O recurso ocorre após o Superior Tribunal de Justiça (STJ) ter rejeitado embargos de declaração apresentados pelo MP de Minas Gerais contra tal decisão.

Na ação penal, foram acusados pelo crime de homicídio ex-diretores da Vale e executivos da empresa alemã Tüv Süd, responsável por atestar a segurança da barragem que se rompeu.

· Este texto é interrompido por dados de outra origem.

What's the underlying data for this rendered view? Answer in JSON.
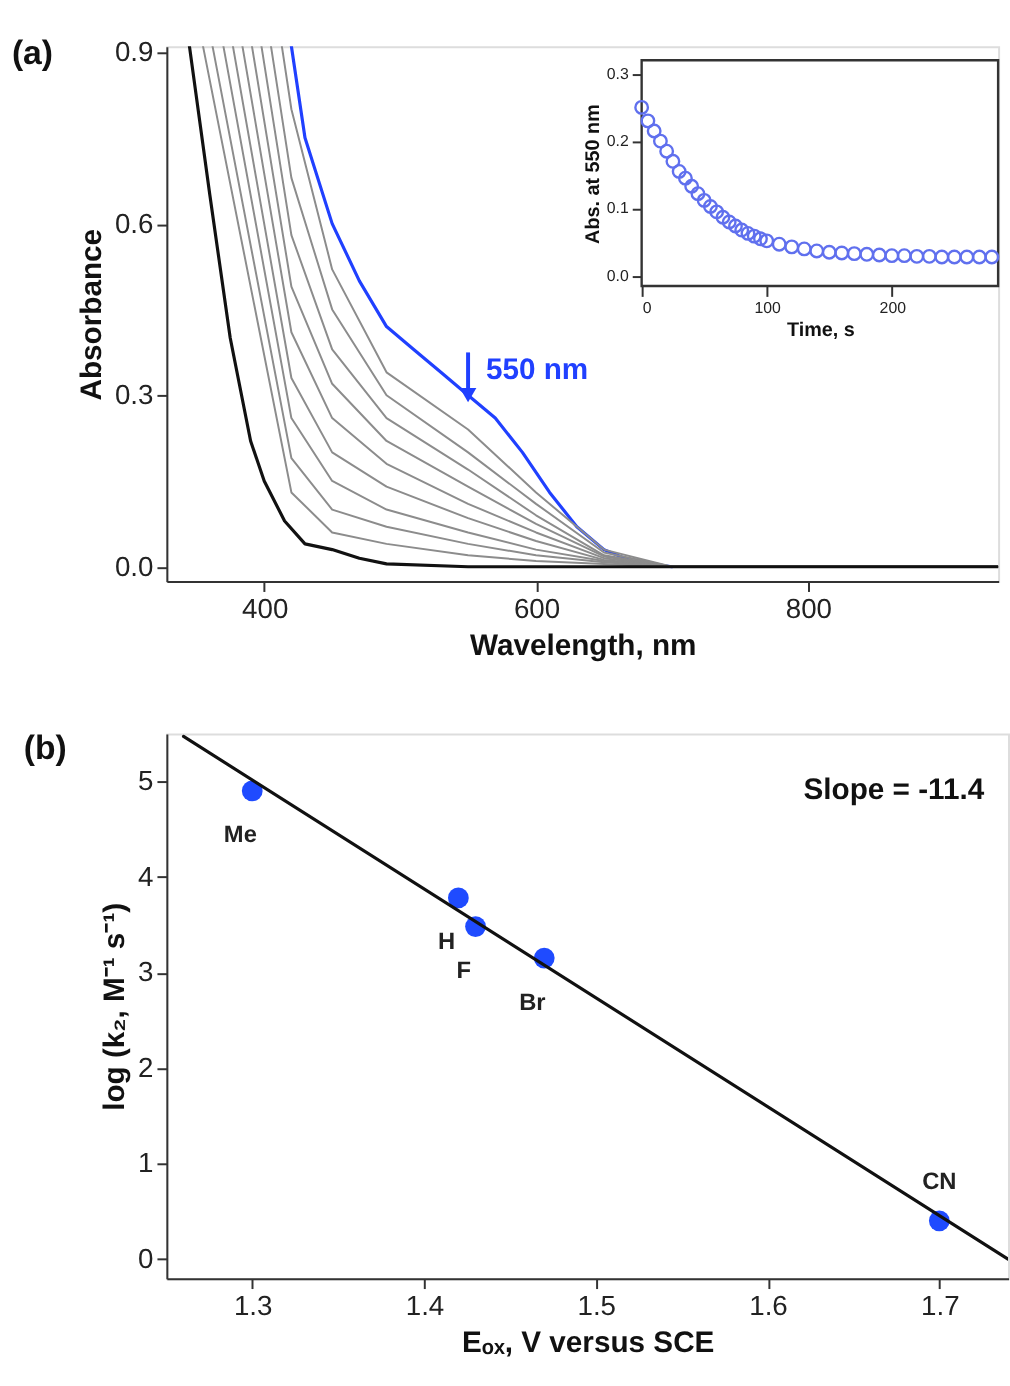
{
  "chart_data": [
    {
      "type": "line",
      "xlabel": "Wavelength, nm",
      "ylabel": "Absorbance",
      "xlim": [
        328,
        940
      ],
      "ylim": [
        -0.025,
        0.91
      ],
      "xticks": [
        400,
        600,
        800
      ],
      "yticks": [
        {
          "value": 0,
          "label": "0.0"
        },
        {
          "value": 0.3,
          "label": "0.3"
        },
        {
          "value": 0.6,
          "label": "0.6"
        },
        {
          "value": 0.9,
          "label": "0.9"
        }
      ],
      "grid": false,
      "marker": "none",
      "line_style": "solid",
      "annotations": [
        "(a)",
        {
          "text": "550 nm",
          "x": 550,
          "y": 0.3
        }
      ],
      "series": [
        {
          "color": "#2040ff",
          "x": [
            420,
            430,
            450,
            470,
            490,
            510,
            530,
            550,
            570,
            590,
            610,
            630,
            650,
            670,
            700
          ],
          "values": [
            0.91,
            0.75,
            0.6,
            0.5,
            0.42,
            0.38,
            0.34,
            0.3,
            0.26,
            0.2,
            0.13,
            0.07,
            0.03,
            0.01,
            0.0
          ]
        },
        {
          "color": "#8c8c8c",
          "x": [
            413,
            420,
            450,
            490,
            550,
            600,
            650,
            700,
            940
          ],
          "values": [
            0.91,
            0.8,
            0.52,
            0.34,
            0.24,
            0.13,
            0.03,
            0.0,
            0.0
          ]
        },
        {
          "color": "#8c8c8c",
          "x": [
            405,
            420,
            450,
            490,
            550,
            600,
            650,
            700,
            940
          ],
          "values": [
            0.91,
            0.68,
            0.45,
            0.3,
            0.2,
            0.11,
            0.025,
            0.0,
            0.0
          ]
        },
        {
          "color": "#8c8c8c",
          "x": [
            398,
            420,
            450,
            490,
            550,
            600,
            650,
            700,
            940
          ],
          "values": [
            0.91,
            0.58,
            0.38,
            0.26,
            0.17,
            0.09,
            0.02,
            0.0,
            0.0
          ]
        },
        {
          "color": "#8c8c8c",
          "x": [
            391,
            420,
            450,
            490,
            550,
            600,
            650,
            700,
            940
          ],
          "values": [
            0.91,
            0.49,
            0.32,
            0.22,
            0.14,
            0.075,
            0.018,
            0.0,
            0.0
          ]
        },
        {
          "color": "#8c8c8c",
          "x": [
            384,
            420,
            450,
            490,
            550,
            600,
            650,
            700,
            940
          ],
          "values": [
            0.91,
            0.41,
            0.26,
            0.18,
            0.11,
            0.06,
            0.015,
            0.0,
            0.0
          ]
        },
        {
          "color": "#8c8c8c",
          "x": [
            377,
            420,
            450,
            490,
            550,
            600,
            650,
            700,
            940
          ],
          "values": [
            0.91,
            0.33,
            0.2,
            0.14,
            0.085,
            0.045,
            0.012,
            0.0,
            0.0
          ]
        },
        {
          "color": "#8c8c8c",
          "x": [
            370,
            420,
            450,
            490,
            550,
            600,
            650,
            700,
            940
          ],
          "values": [
            0.91,
            0.26,
            0.15,
            0.1,
            0.06,
            0.03,
            0.01,
            0.0,
            0.0
          ]
        },
        {
          "color": "#8c8c8c",
          "x": [
            362,
            420,
            450,
            490,
            550,
            600,
            650,
            700,
            940
          ],
          "values": [
            0.91,
            0.19,
            0.1,
            0.07,
            0.04,
            0.02,
            0.008,
            0.0,
            0.0
          ]
        },
        {
          "color": "#8c8c8c",
          "x": [
            355,
            420,
            450,
            490,
            550,
            600,
            650,
            700,
            940
          ],
          "values": [
            0.91,
            0.13,
            0.06,
            0.04,
            0.02,
            0.01,
            0.005,
            0.0,
            0.0
          ]
        },
        {
          "color": "#111111",
          "x": [
            345,
            360,
            375,
            390,
            400,
            415,
            430,
            450,
            470,
            490,
            550,
            700,
            940
          ],
          "values": [
            0.91,
            0.65,
            0.4,
            0.22,
            0.15,
            0.08,
            0.04,
            0.03,
            0.015,
            0.005,
            0.0,
            0.0,
            0.0
          ]
        }
      ]
    },
    {
      "type": "scatter",
      "xlabel": "Time, s",
      "ylabel": "Abs. at 550 nm",
      "xlim": [
        0,
        285
      ],
      "ylim": [
        -0.015,
        0.32
      ],
      "xticks": [
        0,
        100,
        200
      ],
      "yticks": [
        {
          "value": 0,
          "label": "0.0"
        },
        {
          "value": 0.1,
          "label": "0.1"
        },
        {
          "value": 0.2,
          "label": "0.2"
        },
        {
          "value": 0.3,
          "label": "0.3"
        }
      ],
      "grid": false,
      "marker": "circle",
      "series": [
        {
          "color": "#6070ee",
          "x": [
            0,
            5,
            10,
            15,
            20,
            25,
            30,
            35,
            40,
            45,
            50,
            55,
            60,
            65,
            70,
            75,
            80,
            85,
            90,
            95,
            100,
            110,
            120,
            130,
            140,
            150,
            160,
            170,
            180,
            190,
            200,
            210,
            220,
            230,
            240,
            250,
            260,
            270,
            280
          ],
          "values": [
            0.25,
            0.23,
            0.215,
            0.2,
            0.185,
            0.17,
            0.155,
            0.145,
            0.133,
            0.122,
            0.112,
            0.103,
            0.095,
            0.087,
            0.08,
            0.074,
            0.068,
            0.063,
            0.059,
            0.055,
            0.052,
            0.047,
            0.043,
            0.04,
            0.037,
            0.035,
            0.034,
            0.033,
            0.032,
            0.031,
            0.03,
            0.03,
            0.029,
            0.029,
            0.028,
            0.028,
            0.028,
            0.028,
            0.028
          ]
        }
      ]
    },
    {
      "type": "scatter",
      "xlabel": "Eₒₓ, V versus SCE",
      "ylabel": "log (k₂, M⁻¹ s⁻¹)",
      "xlim": [
        1.25,
        1.74
      ],
      "ylim": [
        -0.2,
        5.5
      ],
      "xticks": [
        1.3,
        1.4,
        1.5,
        1.6,
        1.7
      ],
      "yticks": [
        0,
        1,
        2,
        3,
        4,
        5
      ],
      "grid": false,
      "marker": "circle",
      "annotations": [
        "(b)",
        "Slope = -11.4",
        {
          "text": "Me",
          "x": 1.3,
          "y": 4.9
        },
        {
          "text": "H",
          "x": 1.42,
          "y": 3.78
        },
        {
          "text": "F",
          "x": 1.43,
          "y": 3.48
        },
        {
          "text": "Br",
          "x": 1.47,
          "y": 3.15
        },
        {
          "text": "CN",
          "x": 1.7,
          "y": 0.4
        }
      ],
      "series": [
        {
          "color": "#1f4bff",
          "x": [
            1.3,
            1.42,
            1.43,
            1.47,
            1.7
          ],
          "values": [
            4.9,
            3.78,
            3.48,
            3.15,
            0.4
          ]
        },
        {
          "type": "line",
          "marker": "none",
          "color": "#111111",
          "x": [
            1.26,
            1.74
          ],
          "values": [
            5.47,
            0.0
          ]
        }
      ]
    }
  ]
}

Na tragédia, 270 pessoas morreram em janeiro de 2019 com o colapso da estrutura, que liberou uma onda de rejeitos de minério de ferro e atingiu mata, rios e comunidades.

“No recurso apresentado, o MPMG argumenta que a decisão que determina a remessa do processo para a Justiça Federal é contrária ao entendimento do próprio STJ e do STF, proferido em casos semelhantes”, disse o MP em nota.

“Apenas se justificaria a remessa para a Justiça Federal quando o crime contra a vida atinja interesse direto da União… Na tragédia da Vale em Brumadinho as vítimas fatais foram colaboradores da própria companhia, moradores e pessoas que passavam pela região.”